This notebook demonstrates a how to query a Catalog Service for the Web (CSW), like the IOOS Catalog, and to parse its results into endpoints that can be used to access the data.
In [1]:
import os
import sys
ioos_tools = os.path.join(os.path.pardir)
sys.path.append(ioos_tools)
Let's start by creating the search filters.
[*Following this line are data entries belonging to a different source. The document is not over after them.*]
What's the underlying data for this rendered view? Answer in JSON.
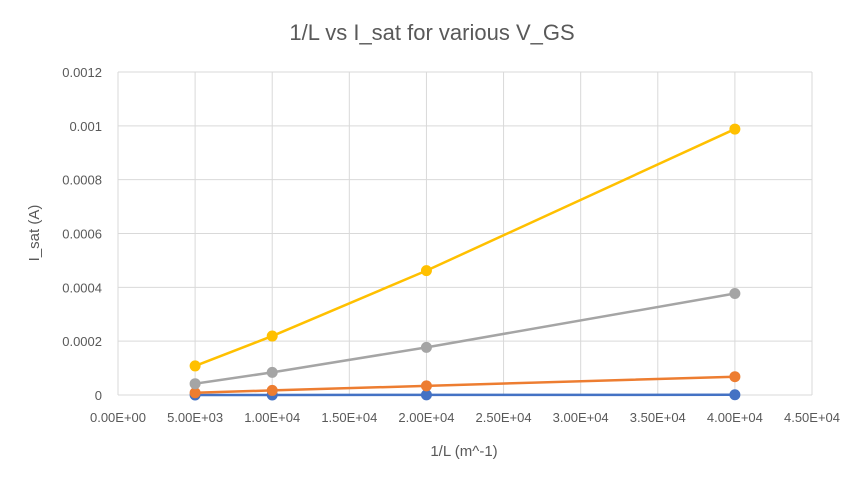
{
  "chart_data": {
    "type": "scatter",
    "title": "1/L vs I_sat for various V_GS",
    "xlabel": "1/L (m^-1)",
    "ylabel": "I_sat (A)",
    "xlim": [
      0,
      45000
    ],
    "ylim": [
      0,
      0.0012
    ],
    "x_ticks": [
      0,
      5000,
      10000,
      15000,
      20000,
      25000,
      30000,
      35000,
      40000,
      45000
    ],
    "x_tick_labels": [
      "0.00E+00",
      "5.00E+03",
      "1.00E+04",
      "1.50E+04",
      "2.00E+04",
      "2.50E+04",
      "3.00E+04",
      "3.50E+04",
      "4.00E+04",
      "4.50E+04"
    ],
    "y_ticks": [
      0,
      0.0002,
      0.0004,
      0.0006,
      0.0008,
      0.001,
      0.0012
    ],
    "y_tick_labels": [
      "0",
      "0.0002",
      "0.0004",
      "0.0006",
      "0.0008",
      "0.001",
      "0.0012"
    ],
    "grid": true,
    "legend": "none",
    "series": [
      {
        "color": "#4472C4",
        "x": [
          5000,
          10000,
          20000,
          40000
        ],
        "y": [
          1e-07,
          2e-07,
          4e-07,
          8e-07
        ]
      },
      {
        "color": "#ED7D31",
        "x": [
          5000,
          10000,
          20000,
          40000
        ],
        "y": [
          8.5e-06,
          1.7e-05,
          3.4e-05,
          6.8e-05
        ]
      },
      {
        "color": "#A5A5A5",
        "x": [
          5000,
          10000,
          20000,
          40000
        ],
        "y": [
          4.2e-05,
          8.4e-05,
          0.000177,
          0.000377
        ]
      },
      {
        "color": "#FFC000",
        "x": [
          5000,
          10000,
          20000,
          40000
        ],
        "y": [
          0.000108,
          0.000219,
          0.000462,
          0.000988
        ]
      }
    ]
  }
}
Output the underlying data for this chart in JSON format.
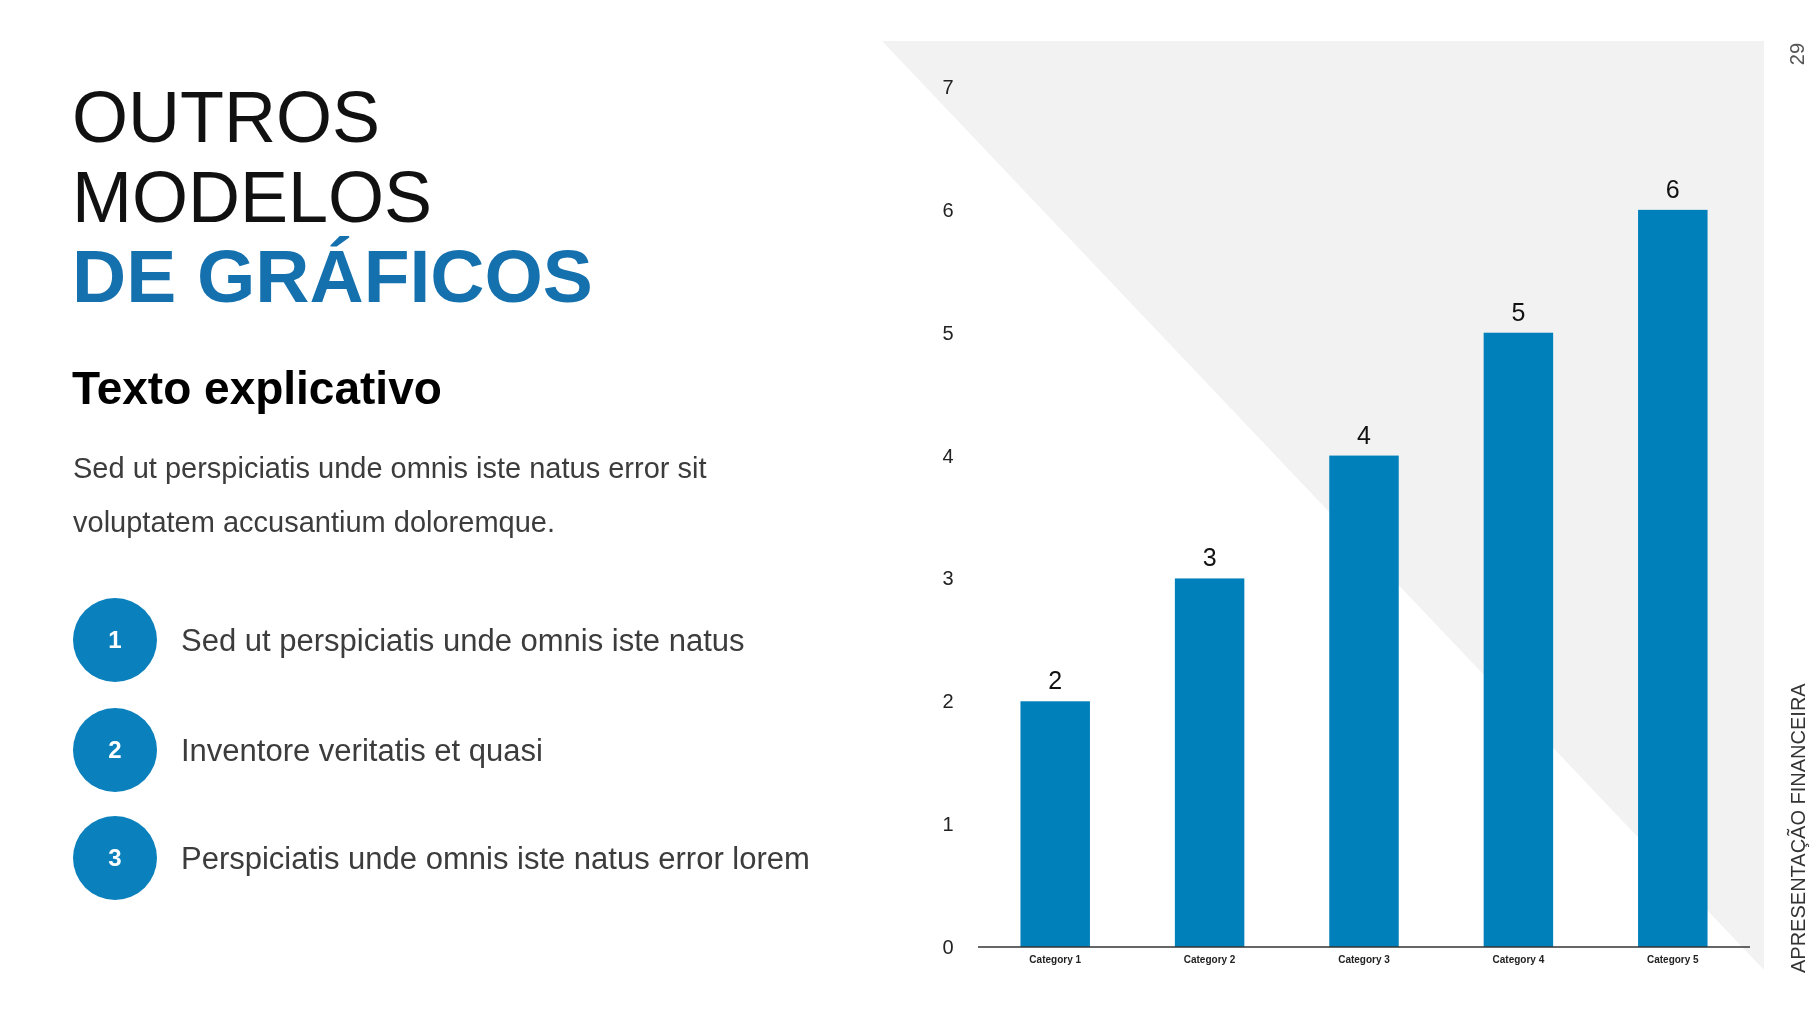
{
  "chart_data": {
    "type": "bar",
    "title": "OUTROS\nMODELOS\nDE GRÁFICOS",
    "subtitle": "Texto explicativo",
    "categories": [
      "Category 1",
      "Category 2",
      "Category 3",
      "Category 4",
      "Category 5"
    ],
    "values": [
      2,
      3,
      4,
      5,
      6
    ],
    "color": "#0080bb",
    "ylim": [
      0,
      7
    ],
    "yticks": [
      0,
      1,
      2,
      3,
      4,
      5,
      6,
      7
    ],
    "data_labels": true,
    "annotations": [
      "Sed ut perspiciatis unde omnis iste natus error sit voluptatem accusantium doloremque.",
      "1",
      "Sed ut perspiciatis unde omnis iste natus",
      "2",
      "Inventore veritatis et quasi",
      "3",
      "Perspiciatis unde omnis iste natus error lorem",
      "APRESENTAÇÃO FINANCEIRA",
      "29"
    ]
  }
}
The filter used here constraints the search on a certain geographical region (bounding box), a time span (last week), and some CF variable standard names that represent sea surface temperature.
In [2]:
from datetime import datetime, timedelta
import dateutil.parser
service_type = 'WMS'
min_lon, min_lat = -90.0, 30.0
max_lon, max_lat = -80.0, 40.0
bbox = [min_lon, min_lat, max_lon, max_lat]
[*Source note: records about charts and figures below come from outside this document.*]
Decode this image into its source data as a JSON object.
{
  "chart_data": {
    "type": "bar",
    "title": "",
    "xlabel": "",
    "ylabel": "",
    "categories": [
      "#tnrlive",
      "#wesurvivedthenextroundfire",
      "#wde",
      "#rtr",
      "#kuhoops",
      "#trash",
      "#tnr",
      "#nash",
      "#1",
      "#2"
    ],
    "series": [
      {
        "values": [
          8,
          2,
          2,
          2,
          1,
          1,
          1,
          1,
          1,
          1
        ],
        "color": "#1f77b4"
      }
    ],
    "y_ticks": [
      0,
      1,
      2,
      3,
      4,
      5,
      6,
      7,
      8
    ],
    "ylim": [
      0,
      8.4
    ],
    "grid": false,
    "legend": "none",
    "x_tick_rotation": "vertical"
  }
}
crs = 'urn:ogc:def:crs:OGC:1.3:CRS84'
# Temporal range: Last week.
now = datetime.utcnow()
start, stop = now - timedelta(days=(7)), now
start = dateutil.parser.parse('2017-03-01T00:00:00Z')
stop = dateutil.parser.parse('2017-04-01T00:00:00Z')
# Ocean Model Names
model_names = ['NAM', 'GFS']
With these 3 elements it is possible to assemble a OGC Filter Encoding (FE) using the owslib.fes
* module.
* OWSLib is a Python package for client programming with Open Geospatial Consortium (OGC) web service (hence OWS) interface standards, and their related content models.
In [3]:
from owslib import fes
from ioos_tools.ioos import fes_date_filter
kw = dict(wildCard='*', escapeChar='\\',
singleChar='?', propertyname='apiso:AnyText')
or_filt = fes.Or([fes.PropertyIsLike(literal=('*%s*' % val), **kw)
for val in model_names])
kw = dict(wildCard='*', escapeChar='\\',
singleChar='?', propertyname='apiso:ServiceType')
serviceType = fes.PropertyIsLike(literal=('*%s*' % service_type), **kw)
begin, end = fes_date_filter(start, stop)
bbox_crs = fes.BBox(bbox, crs=crs)
filter_list = [
fes.And(
[
bbox_crs, # bounding box
begin, end, # start and end date
or_filt, # or conditions (CF variable names)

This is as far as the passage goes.